More than skin: A defense of uniform and character

More than skin: A defense of uniform and character

Photo Courtesy of Saturday Down South

Editor's Note: Since the publication of this editorial, Saturday Down South has agreed to remove the Crimsonettes' photo from its article.

“Can my daughter take a picture with you?” I bend down to the little girl and smile 
warmly at her. She stares at me with big eyes, completely awestruck as I proceed to hand her my baton. I slip my arm around her and she hugs me 
tightly, grinning from ear to ear as her mother snaps 
several photos.

It’s moments like these that not only fill my heart, but remind me that I am a role model to young girls. As a Crimsonette I am expected to hold myself accountable on and off the field, 
representing the Crimsonette brand to the best of my ability. Having been a member of the line for three years now, I can honestly say this 
organization both empowers me and pushes me to be the best version of myself.
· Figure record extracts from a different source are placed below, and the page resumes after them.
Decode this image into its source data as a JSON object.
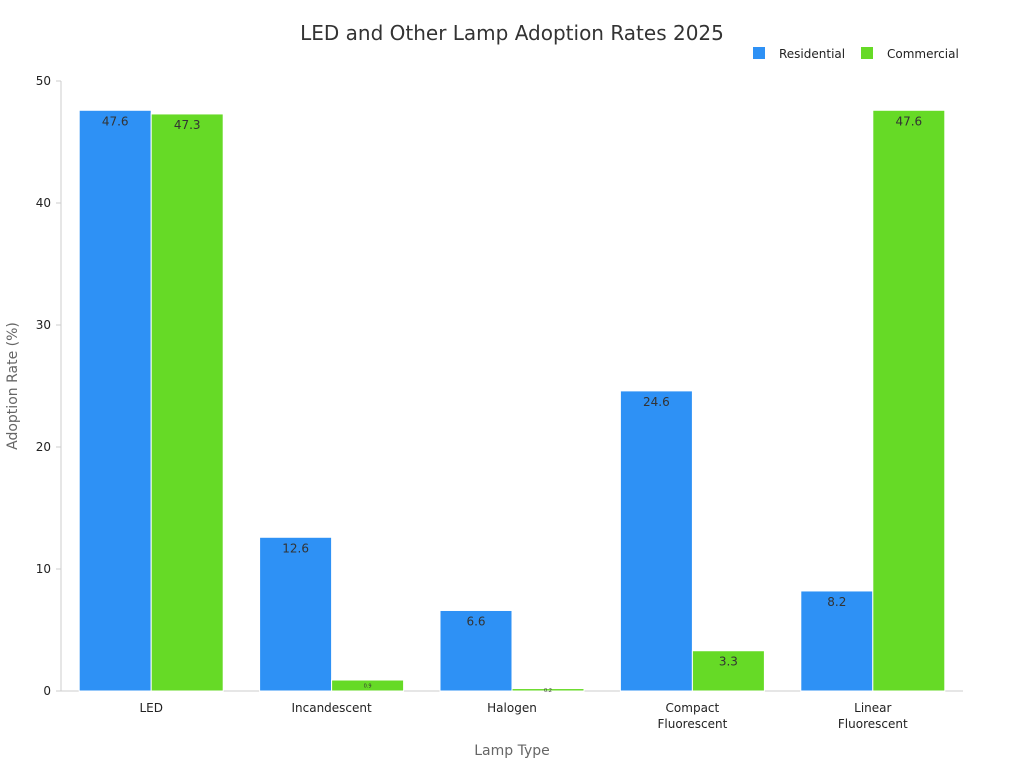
{
  "chart_data": {
    "type": "bar",
    "title": "LED and Other Lamp Adoption Rates 2025",
    "xlabel": "Lamp Type",
    "ylabel": "Adoption Rate (%)",
    "ylim": [
      0,
      50
    ],
    "yticks": [
      0,
      10,
      20,
      30,
      40,
      50
    ],
    "categories": [
      [
        "LED"
      ],
      [
        "Incandescent"
      ],
      [
        "Halogen"
      ],
      [
        "Compact",
        "Fluorescent"
      ],
      [
        "Linear",
        "Fluorescent"
      ]
    ],
    "series": [
      {
        "name": "Residential",
        "color": "#2E91F5",
        "values": [
          47.6,
          12.6,
          6.6,
          24.6,
          8.2
        ],
        "labels": [
          "47.6",
          "12.6",
          "6.6",
          "24.6",
          "8.2"
        ]
      },
      {
        "name": "Commercial",
        "color": "#66DA26",
        "values": [
          47.3,
          0.9,
          0.2,
          3.3,
          47.6
        ],
        "labels": [
          "47.3",
          "0.9",
          "0.2",
          "3.3",
          "47.6"
        ]
      }
    ],
    "legend": "top-right",
    "grid": false
  }
}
After reading Rebecca Walden’s article entitled “Young ladies of the SEC, cover it up!” I was 
infuriated as a woman with the message of the article. The very next day I found myself and several other Crimsonettes being made into an example when a photograph taken by USA Today Sports was used by Saturday Down South and SEC Football to share to the world that Walden’s article had been deleted. The Crimsonettes had nothing to do with Walden’s article. In fact, she only referenced SEC students which she believed were scantily clothed. However, these media 
outlets chose to use a picture of collegiate athletes in their costumes that reveal their midsections.

Though our costumes are two pieces, they have been consistently designed with taste and class. I never have and never will feel that they are inappropriate. This costume does not expose me. On the contrary, it makes me feel confident. It is evidence that I have worked incredibly hard and have achieved my dream of twirling on one of the most prestigious majorette lines in the 
country. But what’s most frustrating is that there will be some people or media outlets that attempt to shame me for it. They won’t ask me who I am or even observe what I do. They will be quick to stereotype and they will even fail to take into 
consideration that the Crimsonette style has long been the coveted standard of collegiate majorette lines.

Yet, even after reading this article and being 
accidentally associated with it, I refuse to allow myself to feel any less accomplished. I am far from ashamed, rather impassioned as a woman and ambassador of The University of Alabama to attempt to end this idea that women are any less or more of a person because of what they wear on gamedays, athletes included. My Crimsonette costume, regardless of the 
public’s thoughts on it or my love for it, does not define me. I am an athlete who practices hours a day, a student who goes to class and has 
maintained a solid GPA,and a leader that serves in 
multiple capacities across campus. Little girls like the one who wished to take a picture with me this past Saturday do not look up to my 
uniform. Instead they look up to the girl that gets to wear the uniform. I am more than a 
costume, and I am more than the clothing that I choose to wear.

Alex Smith is a junior majoring in political science and journalism. She is an associate editor for The Crimson White.